Note that map is the only operation currently available on the ChunkedArray. This is because we need to carefully control and propogate shape information, and once an array is chunked it's more complex to handle the same full set of functions we provide on the core Bolt array. But we can definitely add new functionality to the ChunkedArray in the future, just let us know your use case!

Image processing example

One common use case we imagine is performing parallelized operations over chunks of images. We we implement such an example using functions from scikit-image and example data from scikit-learn.

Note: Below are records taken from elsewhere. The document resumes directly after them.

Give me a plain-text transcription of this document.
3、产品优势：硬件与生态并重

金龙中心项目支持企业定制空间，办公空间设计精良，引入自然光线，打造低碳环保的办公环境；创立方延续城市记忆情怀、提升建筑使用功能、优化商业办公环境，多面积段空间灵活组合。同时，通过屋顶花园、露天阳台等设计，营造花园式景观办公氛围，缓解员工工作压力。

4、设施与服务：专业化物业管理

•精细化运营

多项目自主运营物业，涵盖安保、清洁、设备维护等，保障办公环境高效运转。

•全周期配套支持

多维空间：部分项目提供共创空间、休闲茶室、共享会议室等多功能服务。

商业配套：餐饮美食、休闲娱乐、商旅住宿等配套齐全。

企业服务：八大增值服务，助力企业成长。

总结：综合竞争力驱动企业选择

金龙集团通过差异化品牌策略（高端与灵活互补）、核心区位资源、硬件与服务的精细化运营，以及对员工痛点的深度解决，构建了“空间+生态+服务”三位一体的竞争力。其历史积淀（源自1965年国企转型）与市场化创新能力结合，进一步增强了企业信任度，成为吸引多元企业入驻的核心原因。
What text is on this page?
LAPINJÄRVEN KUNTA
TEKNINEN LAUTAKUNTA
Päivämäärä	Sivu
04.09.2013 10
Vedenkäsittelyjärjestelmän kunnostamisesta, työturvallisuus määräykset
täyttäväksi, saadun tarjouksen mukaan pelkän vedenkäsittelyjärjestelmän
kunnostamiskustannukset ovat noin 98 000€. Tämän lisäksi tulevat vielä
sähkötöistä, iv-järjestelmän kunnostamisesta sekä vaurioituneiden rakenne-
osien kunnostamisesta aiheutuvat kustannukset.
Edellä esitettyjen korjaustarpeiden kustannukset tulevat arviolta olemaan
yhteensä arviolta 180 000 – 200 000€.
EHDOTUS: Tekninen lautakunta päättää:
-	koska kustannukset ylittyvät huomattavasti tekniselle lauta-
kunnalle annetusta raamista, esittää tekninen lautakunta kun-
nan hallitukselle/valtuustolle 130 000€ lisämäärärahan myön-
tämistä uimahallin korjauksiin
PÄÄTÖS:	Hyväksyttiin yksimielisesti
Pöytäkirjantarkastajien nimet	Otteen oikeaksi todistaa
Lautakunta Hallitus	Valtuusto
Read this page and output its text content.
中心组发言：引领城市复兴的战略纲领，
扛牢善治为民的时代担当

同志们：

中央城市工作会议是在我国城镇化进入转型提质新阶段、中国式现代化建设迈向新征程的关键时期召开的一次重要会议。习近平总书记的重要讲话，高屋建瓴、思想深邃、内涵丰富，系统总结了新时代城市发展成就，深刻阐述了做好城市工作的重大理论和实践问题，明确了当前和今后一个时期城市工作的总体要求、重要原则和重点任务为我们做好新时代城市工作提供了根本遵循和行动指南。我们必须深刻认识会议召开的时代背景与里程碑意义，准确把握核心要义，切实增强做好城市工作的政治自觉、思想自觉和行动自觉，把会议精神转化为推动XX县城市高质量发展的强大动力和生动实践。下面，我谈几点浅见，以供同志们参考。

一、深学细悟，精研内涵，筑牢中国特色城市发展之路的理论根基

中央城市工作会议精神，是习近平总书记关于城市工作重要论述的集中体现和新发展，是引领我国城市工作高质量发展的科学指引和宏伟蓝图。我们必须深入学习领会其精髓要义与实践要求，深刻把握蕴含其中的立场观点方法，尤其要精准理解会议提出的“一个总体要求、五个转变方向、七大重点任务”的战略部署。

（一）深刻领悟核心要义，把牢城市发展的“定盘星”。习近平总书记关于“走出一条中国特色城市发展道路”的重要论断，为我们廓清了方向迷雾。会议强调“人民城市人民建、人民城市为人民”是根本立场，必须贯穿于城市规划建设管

First load the example images and store them as arrays


In [12]:
from sklearn import datasets
from numpy import asarray
imgs = datasets.load_sample_images()
im = asarray([imgs.images[0], imgs.images[1]])

Set up plotting


In [13]:
%matplotlib inline

In [14]:
import matplotlib.pyplot as plt

In [15]:
from sklearn import datasets
from numpy import asarray

We'll write a small helper function that shows images nicely


In [16]:
def image(im):
    plt.figure(figsize=(10,7))
    plt.imshow(im, cmap='gray', interpolation='none');
    plt.axis('off')

Here's the first image


In [17]:
image(im[0])


Now build a Bolt array, parallelized along the first axis (so each record is one image)


In [18]:
from bolt import array

In [19]:
b = array(im, sc, axis=(0,))

We're going to crop our images (which we can do with simple slice indexing) to keep our chunking even


In [20]:
rgb = b[:,0:400,0:600,:]

In [21]:
rgb.values.shape


Out[21]:
(400, 600, 3)

Now let's chunk along x and y (but not along the color channel)


In [22]:
chunks = rgb.chunk(size=(100,100,3))

Check that the shape of the first value is indeed an array of size (100,100,3)


In [23]:
chunks.tordd().values().first().shape


Out[23]:
(100, 100, 3)

Apply a function that selects one channel (dropping the rest). This effectively converts from rgb to grayscale.


In [24]:
gray = chunks.map(lambda x: x[:,:,0]).unchunk().squeeze().toarray()

The total shape should now be missing the color dimension


In [25]:
gray.shape


Out[25]:
(2, 400, 600)

Look at the first image


In [26]:
image(gray[0])


Remember we actually started by parallelizing over our two images? The conversion was applied exactly the same to the other image!


In [27]:
image(gray[1])


Now let's apply a more complex function from scikit-image, median filtering each chunk


In [28]:
from skimage.filters.rank import median
from skimage.morphology import disk

In [29]:
filtered = chunks.map(lambda x: median(x[:,:,0], disk(20))).unchunk().squeeze().toarray()

Look at the images (and note the visible block structure, those are our chunks!)


In [30]:
image(filtered[0])



In [31]:
image(filtered[1])


Chunking is a powerful way to control how you operate over your distributed arrays in Bolt.